In the 1970s, a shift was made to gas- and oil-fueled boilers. But the new equipment—when not a direct replacement—was placed in and around the old, creating a historic record of power generation in the 20th century. The Sears complex was added to the National Register of Historic Places in 1978. Nonetheless, many of the buildings on the campus were demolished.
The powerhouse was officially mothballed in 2002, though some equipment was still called upon to provide hot water until the renovation began in 2006.
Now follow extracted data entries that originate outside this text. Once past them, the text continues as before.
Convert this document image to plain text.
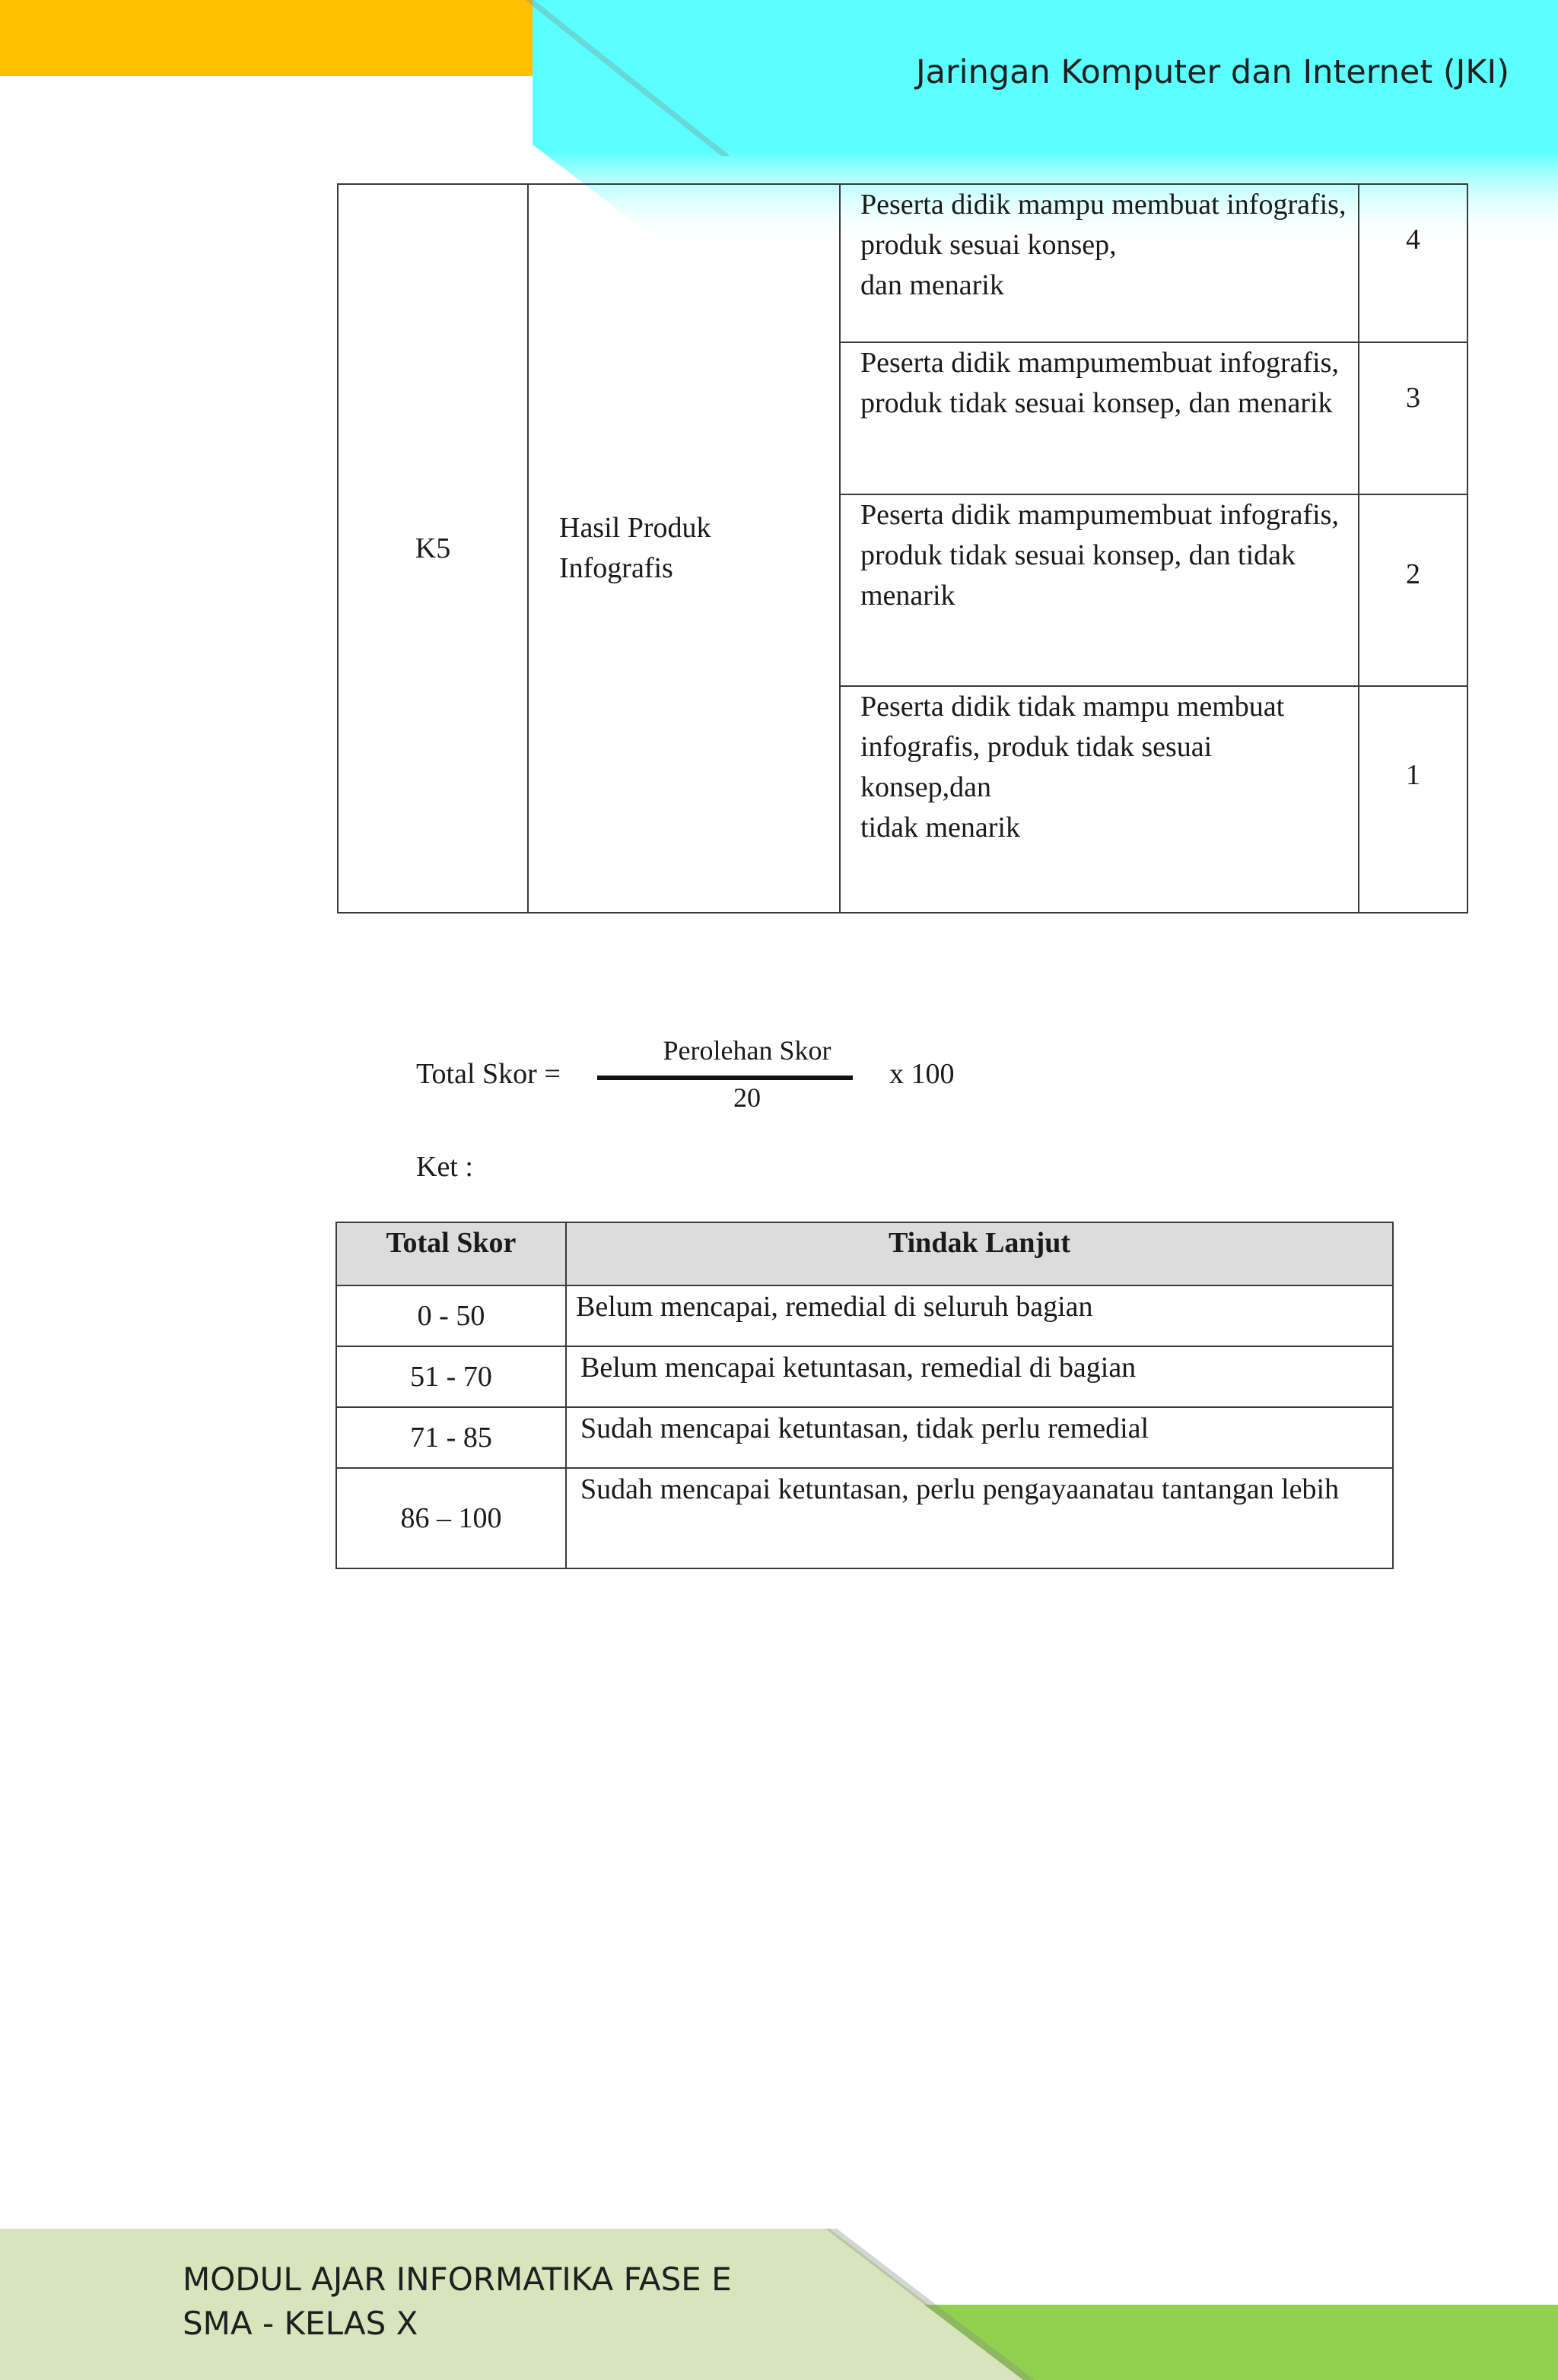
Jaringan Komputer dan Internet (JKI)
K5	Hasil Produk Infografis	Peserta didik mampu membuat infografis, produk sesuai konsep,
dan menarik	4

		Peserta didik mampumembuat infografis, produk tidak sesuai konsep, dan menarik	3

		Peserta didik mampumembuat infografis, produk tidak sesuai konsep, dan tidak
menarik	2

		Peserta didik tidak mampu membuat infografis, produk tidak sesuai konsep,dan
tidak menarik	1
Total Skor =
Perolehan Skor
20
x 100
Ket :
Total Skor	Tindak Lanjut
0 - 50	Belum mencapai, remedial di seluruh bagian
51 - 70	Belum mencapai ketuntasan, remedial di bagian
71 - 85	Sudah mencapai ketuntasan, tidak perlu remedial
86 – 100	Sudah mencapai ketuntasan, perlu pengayaanatau tantangan lebih
MODUL AJAR INFORMATIKA FASE E
SMA - KELAS X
In 2005, when Farr Associates took on the project, firm principal Jonathan Boyer says, “We had experience with schools, sustainability, and historic preservation, so the idea was to use this [expertise] to create an environment that could be used as a didactic teaching tool.” The goal was to create a LEED Platinum high school replete with modern technologies, while restoring the original structure and some of the machinery to preserve a sense of the building’s past. The budget was tight: $40 million in total, amassed by a unique mix of historic and new market tax credits and private fundraising.
But before the renovation could begin, an extensive interior demolition process was necessary. To see how much could be preserved, the architects climbed what Boyer describes as a series of “Piranesi-like catwalks,” examining beams and bearing walls for structural stability. Despite their best efforts, surprises emerged throughout the construction process. Upon removing the coal bins, for instance, they discovered that beams deemed more than sufficient to support infill floors had in fact been eroded by sulfur. And toxic materials necessitated extensive remediation.
When the building opened three years later, in time for the 2009 school year, all signs of the epic design and demolition process had been erased. Today, students enter into the restored great hall, which still retains its glazed brick and much of the original floor tile. Anything too damaged to be retained was replaced with in-kind materials. The space is now used for assemblies and as a cafeteria; a mezzanine houses a teachers lounge.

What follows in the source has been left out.